Which could be the real issue on both sides: “People who bought in the East Village two years ago, business people who you don’t know why they moved there in the first place, they seem urgent,” says Alyssa Quart, a writer who’s been in the market. “But there’s this chauvinism. They don’t want to sell it for less than they bought it for.”

There’s also a sense of missed opportunity. The Lycée Français, for instance, recently discounted prices on its “collection” of six Upper East Side robber-baron mansions almost 20 percent – to $87 million.

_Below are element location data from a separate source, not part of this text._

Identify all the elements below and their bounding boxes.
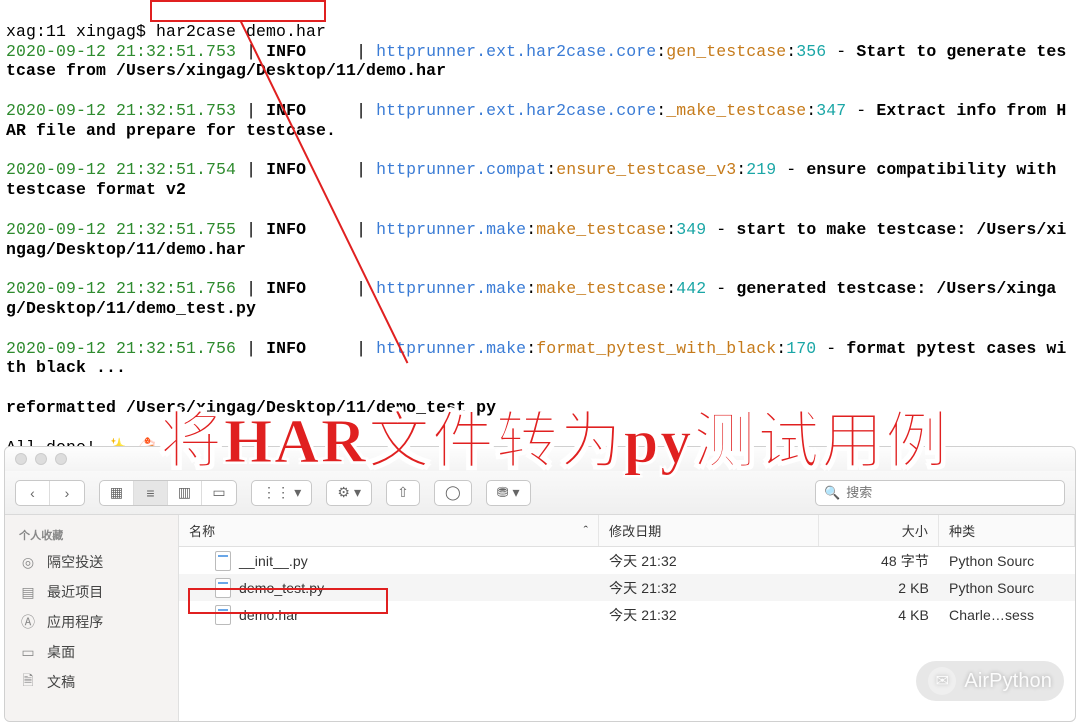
gallery-view-button[interactable]: ▭ [202,481,236,505]
column-header-name[interactable]: 名称ˆ [179,515,599,546]
share-icon: ⇧ [387,481,419,505]
share-button[interactable]: ⇧ [386,480,420,506]
sidebar-item-documents[interactable]: 🗎 文稿 [5,667,178,697]
file-name: demo.har [239,607,299,623]
search-input[interactable] [846,485,1056,500]
sidebar-item-label: 最近项目 [47,582,103,602]
desktop-icon: ▭ [19,643,37,661]
file-date: 今天 21:32 [599,605,819,625]
forward-button[interactable]: › [50,481,84,505]
sort-indicator-icon: ˆ [584,523,588,538]
log-line: 2020-09-12 21:32:51.753 | INFO | httprun… [6,101,1074,141]
python-file-icon [215,551,231,571]
arrange-group[interactable]: ⋮⋮ ▾ [251,480,312,506]
reformatted-line: reformatted /Users/xingag/Desktop/11/dem… [6,398,1074,418]
python-file-icon [215,578,231,598]
file-row[interactable]: demo_test.py 今天 21:32 2 KB Python Sourc [179,574,1075,601]
icon-view-button[interactable]: ▦ [100,481,134,505]
gear-icon: ⚙ ▾ [327,481,371,505]
sidebar-item-label: 桌面 [47,642,75,662]
applications-icon: Ⓐ [19,613,37,631]
sidebar-item-applications[interactable]: Ⓐ 应用程序 [5,607,178,637]
airdrop-icon: ◎ [19,553,37,571]
action-group[interactable]: ⚙ ▾ [326,480,372,506]
file-date: 今天 21:32 [599,578,819,598]
dropbox-group[interactable]: ⛃ ▾ [486,480,531,506]
log-line: 2020-09-12 21:32:51.755 | INFO | httprun… [6,220,1074,260]
back-button[interactable]: ‹ [16,481,50,505]
file-date: 今天 21:32 [599,551,819,571]
tag-icon: ◯ [435,481,471,505]
sidebar-item-airdrop[interactable]: ◎ 隔空投送 [5,547,178,577]
log-line: 2020-09-12 21:32:51.753 | INFO | httprun… [6,42,1074,82]
finder-sidebar: 个人收藏 ◎ 隔空投送 ▤ 最近项目 Ⓐ 应用程序 ▭ 桌面 🗎 文稿 [5,515,179,721]
traffic-minimize-icon[interactable] [35,453,47,465]
sidebar-item-label: 应用程序 [47,612,103,632]
file-row[interactable]: demo.har 今天 21:32 4 KB Charle…sess [179,601,1075,628]
file-kind: Python Sourc [939,580,1075,596]
file-kind: Charle…sess [939,607,1075,623]
file-size: 48 字节 [819,551,939,571]
file-row[interactable]: __init__.py 今天 21:32 48 字节 Python Sourc [179,547,1075,574]
log-line: 2020-09-12 21:32:51.756 | INFO | httprun… [6,339,1074,379]
har-file-icon [215,605,231,625]
tag-button[interactable]: ◯ [434,480,472,506]
sidebar-item-desktop[interactable]: ▭ 桌面 [5,637,178,667]
column-header-date[interactable]: 修改日期 [599,515,819,546]
prompt-1: xag:11 xingag$ [6,22,156,41]
sidebar-item-label: 隔空投送 [47,552,103,572]
finder-titlebar [5,447,1075,471]
log-line: 2020-09-12 21:32:51.756 | INFO | httprun… [6,279,1074,319]
arrange-icon: ⋮⋮ ▾ [252,481,311,505]
traffic-zoom-icon[interactable] [55,453,67,465]
list-view-button[interactable]: ≡ [134,481,168,505]
finder-window: ‹ › ▦ ≡ ▥ ▭ ⋮⋮ ▾ ⚙ ▾ ⇧ ◯ ⛃ ▾ 🔍 个人收 [4,446,1076,722]
dropbox-icon: ⛃ ▾ [487,481,530,505]
search-field[interactable]: 🔍 [815,480,1065,506]
search-icon: 🔍 [824,485,840,501]
recents-icon: ▤ [19,583,37,601]
sidebar-header-favorites: 个人收藏 [5,523,178,547]
command-1: har2case demo.har [156,22,326,41]
column-header-kind[interactable]: 种类 [939,515,1075,546]
sidebar-item-label: 文稿 [47,672,75,692]
column-header-size[interactable]: 大小 [819,515,939,546]
nav-group: ‹ › [15,480,85,506]
log-line: 2020-09-12 21:32:51.754 | INFO | httprun… [6,160,1074,200]
finder-toolbar: ‹ › ▦ ≡ ▥ ▭ ⋮⋮ ▾ ⚙ ▾ ⇧ ◯ ⛃ ▾ 🔍 [5,471,1075,515]
column-headers: 名称ˆ 修改日期 大小 种类 [179,515,1075,547]
file-name: demo_test.py [239,580,324,596]
view-group: ▦ ≡ ▥ ▭ [99,480,237,506]
file-list-pane: 名称ˆ 修改日期 大小 种类 __init__.py 今天 21:32 48 字… [179,515,1075,721]
file-size: 4 KB [819,607,939,623]
file-size: 2 KB [819,580,939,596]
documents-icon: 🗎 [19,673,37,691]
file-kind: Python Sourc [939,553,1075,569]
sidebar-item-recents[interactable]: ▤ 最近项目 [5,577,178,607]
file-name: __init__.py [239,553,308,569]
traffic-close-icon[interactable] [15,453,27,465]
column-view-button[interactable]: ▥ [168,481,202,505]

“This market doesn’t want to do renovations,” explains Kirk Henckels, director of Stribling Private Brokerage. People want to know what they’re getting up-front. Nobody wants to take the risk, or suffer from the delayed gratification. Handyman’s specials aren’t selling anyway, much less a restoration project like the Lycée: “Ooh, that’s not for the faint of heart,” he says.

Besides, the Lycée “wanted people to pay cash and close now; then the school would pay no rent for two years” while it built its new campus, says a broker. “It isn’t that market anymore. No matter how much things sold for last year.”

Brokers have no problem admitting that things have slowed a bit – off-the-record. “If there’s any market that might crumble, it’s TriBeCa,” says one broker with twenty years experience. “Because SoHo dipped the most last time.”

“I have to go do some work,” says another. He had a fantastic year in 2000, but, he says, “I’m not going to have any to do come April. I think starting in May it’s going to be rough, with a lot of layoffs. Psychologically, it’s going to be a mess.”

But most manage to stay on message, and the message is: Look at the long term. “I say, Is there any reason to sell in three to five years?” says Fox Residential president Barbara Fox. “And they say, No, we’re going to stay until our kids grow up. In that case, no, you have no problems.”

In the meantime, they don’t want anyone to spook the market. “Historically, the press drove the market,” says Sarasohn. “If the press says the market’s going down, then nobody wants to be the last person to buy before the bust.”

So when the Times ran an A-1 story on January 16 that said that Manhattan rents were starting to drop, “That translated into people coming into my office and saying, I want a doorman studio for $1600,” says a brokerage head. “And you can’t. Maybe in Astoria.”

Which sounds pretty much like business as usual.